Start to Now

My teeth have always been a little janky. They also weren’t close to touching. I had a pretty open bite caused by tongue thrusts. I’ve spent a lot of time in a dentist’s chair getting my mouth healthy, but the bite was always bad.

Two of our kids started on braces and while we were going through that process, I went through and evaluation as well. The orthodontist recommended Invisalign. I balked at the price and left it it that.

My wonderful wife, surprised me by paying the deposit while I was out of town! So I started down that path.

The attached image is the before and current. I’m just now on my second set of trays, a step they call refinement. Interestingly, I have more refinement trays than the original set.

Beginning Treatment

The start is really easy. They scan your mouth and you wait. In a few weeks you get your first few sets of trays and start wearing them as much as possible. They say 22 hours per day. I never hit that mark.

The first trays are a lie. Sure they put pressure on your teeth and you get sore, but the next step is where the teeth really get moving.


Attachments (not the email kind). They bond little pieces to your teeth and the trays snap on to them. The pitch is that you have a “few attachments”. In my case, every tooth on top had one. Most of the bottoms did as well. These give the trays something to really grab onto.

The first few days were awful. The amount of pressure the trays put on the teeth once the attachments are on is much greater than without.

Getting the trays in and out is really, really hard. Partly because the pain, but it’s just plain hard. The attachments are sharp and the tray really lock on. Removing the trays feels like you’re pulling your teeth out. You aren’t, but it sure feels like it.

It Gets Better, Really

A few days in things start to subside. I got into a good routine of pulling from the back right and just unzipping the tray. Once you get used to the pulling sensation, the discomfort is mostly gone. With each new tray, there may be a day or two of soreness, but it’s really been minimal after that first week with attachments.

Still Annoying

I’m not going to lie, these get annoying. Some days I barely notice them, but others … I want to just throw them in the trash. It’s nice to not have the restrictions that come along with braces, but I feel like there is more maintenance on these. Figure every time you eat or drink anything not water (more on that later) they trays come out. You brush your teeth. Brush the trays. Put the trays back in. I often turn down food because I don’t want to deal with that. And no, I didn’t lose weight (partly COVID), but when the trays are out I eat and drink everything!

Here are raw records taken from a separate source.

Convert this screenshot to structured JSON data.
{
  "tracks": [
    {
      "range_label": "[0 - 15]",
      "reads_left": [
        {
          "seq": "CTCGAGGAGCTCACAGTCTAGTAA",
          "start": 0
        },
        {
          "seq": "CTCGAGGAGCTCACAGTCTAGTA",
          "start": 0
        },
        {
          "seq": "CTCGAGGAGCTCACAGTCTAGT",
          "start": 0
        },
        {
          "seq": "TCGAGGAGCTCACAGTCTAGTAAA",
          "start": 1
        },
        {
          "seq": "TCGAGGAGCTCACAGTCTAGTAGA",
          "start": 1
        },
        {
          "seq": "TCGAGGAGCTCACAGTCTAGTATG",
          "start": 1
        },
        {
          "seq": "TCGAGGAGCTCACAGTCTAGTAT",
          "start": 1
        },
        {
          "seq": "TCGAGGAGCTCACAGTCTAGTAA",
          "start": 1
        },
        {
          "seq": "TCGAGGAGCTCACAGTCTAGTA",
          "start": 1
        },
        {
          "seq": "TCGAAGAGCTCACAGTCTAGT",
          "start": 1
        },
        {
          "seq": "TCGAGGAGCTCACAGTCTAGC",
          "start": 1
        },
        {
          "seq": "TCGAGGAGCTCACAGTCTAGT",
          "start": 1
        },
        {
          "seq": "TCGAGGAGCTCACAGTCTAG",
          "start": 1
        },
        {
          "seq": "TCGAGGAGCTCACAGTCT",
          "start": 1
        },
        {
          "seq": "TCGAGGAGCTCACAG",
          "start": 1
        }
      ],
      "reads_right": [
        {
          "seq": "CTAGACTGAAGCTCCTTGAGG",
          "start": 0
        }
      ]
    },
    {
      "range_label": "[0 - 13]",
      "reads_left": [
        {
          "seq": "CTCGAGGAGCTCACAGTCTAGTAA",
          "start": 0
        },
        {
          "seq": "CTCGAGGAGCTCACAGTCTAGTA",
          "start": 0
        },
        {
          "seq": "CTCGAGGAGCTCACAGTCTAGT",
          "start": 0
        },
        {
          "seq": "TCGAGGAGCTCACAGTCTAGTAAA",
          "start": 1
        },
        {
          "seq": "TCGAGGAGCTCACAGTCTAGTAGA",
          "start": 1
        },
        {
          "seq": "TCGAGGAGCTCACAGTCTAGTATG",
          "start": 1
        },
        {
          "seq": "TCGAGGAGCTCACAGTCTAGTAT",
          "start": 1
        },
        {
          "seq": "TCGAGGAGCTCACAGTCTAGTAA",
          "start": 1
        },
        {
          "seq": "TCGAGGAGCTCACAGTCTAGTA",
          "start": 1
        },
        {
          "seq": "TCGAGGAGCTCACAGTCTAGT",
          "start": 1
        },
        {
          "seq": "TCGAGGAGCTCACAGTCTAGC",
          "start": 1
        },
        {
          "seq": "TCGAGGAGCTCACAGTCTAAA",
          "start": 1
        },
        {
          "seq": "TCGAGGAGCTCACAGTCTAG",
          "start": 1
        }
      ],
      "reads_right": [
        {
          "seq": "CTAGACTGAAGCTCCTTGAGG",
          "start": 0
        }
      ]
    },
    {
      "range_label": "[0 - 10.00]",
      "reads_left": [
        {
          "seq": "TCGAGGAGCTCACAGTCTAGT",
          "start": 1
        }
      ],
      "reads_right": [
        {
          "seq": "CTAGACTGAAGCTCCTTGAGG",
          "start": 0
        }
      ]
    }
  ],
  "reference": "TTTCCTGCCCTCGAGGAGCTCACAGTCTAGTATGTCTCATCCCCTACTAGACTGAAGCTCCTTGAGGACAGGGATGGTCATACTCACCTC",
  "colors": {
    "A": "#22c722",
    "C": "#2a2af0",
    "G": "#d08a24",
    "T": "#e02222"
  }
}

You can bet that I break those drinking rules! I did learn to never drink anything hot. I’ve had one tray break, and it was a day that I drank warmish coffee. I do leave the trays in when I drink a non-sugary liquor (whiskey, vodka, gin) or beer. Once there’s sugar or citrus in there, I just take them out. Same for wine. I’ve occasionally drank white wine with them in, but I take them out for reds.

I have the pleasure of having rubber bands too. These have extra metal hooks on my teeth and hooks built into the trays. It’s puts a different type of pressure on your teeth so be prepared for a change if you have bands.

Like I said, I never hit the 22 hours a day. I can tell if they are staying tight and will do things like drink iced coffee (no milk or sugar) so I leave them in more in the morning. Usually, by the time I change trays, I don’t feel any pressure with the current tray.


  • Keep toothbrushes and toothpaste everywhere: bathrooms, kitchen, vehicle, desk, backpack.
  • Keep a case handy. You don’t have to buy the expensive ones. My wife bought some index card boxes for me.
  • Wear them as much as you can. The days I drink iced coffee or skip a red wine for a white are to maximized the time the trays are in. The treatment is expensive and temporary.
  • Changing trays at night helps a ton! I’ve only taken ibuprofen a few times.
  • Try different directions for removing the trays. I struggled with grabbing both sides and settled on grabbing the back right and unzipping them from there.
  • Be prepared to smile more.

How I Feel About It

It’s expensive, and a little selfish, but I’m glad I did it. I didn’t realize how self-conscious I still was of my teeth and smile. Even with the trays is I simply smile more. And that’s not in my head, people commented that didn’t even realize I had trays in.

Overall it’s been pleasant, or at least as pleasant as moving your teeth can be. Biting and chewing are much better (my front teeth touch!) I also feel a lot better about myself, I feel like I look better. That was definitely not part of my reason for starting, but it definitely adds to the experience.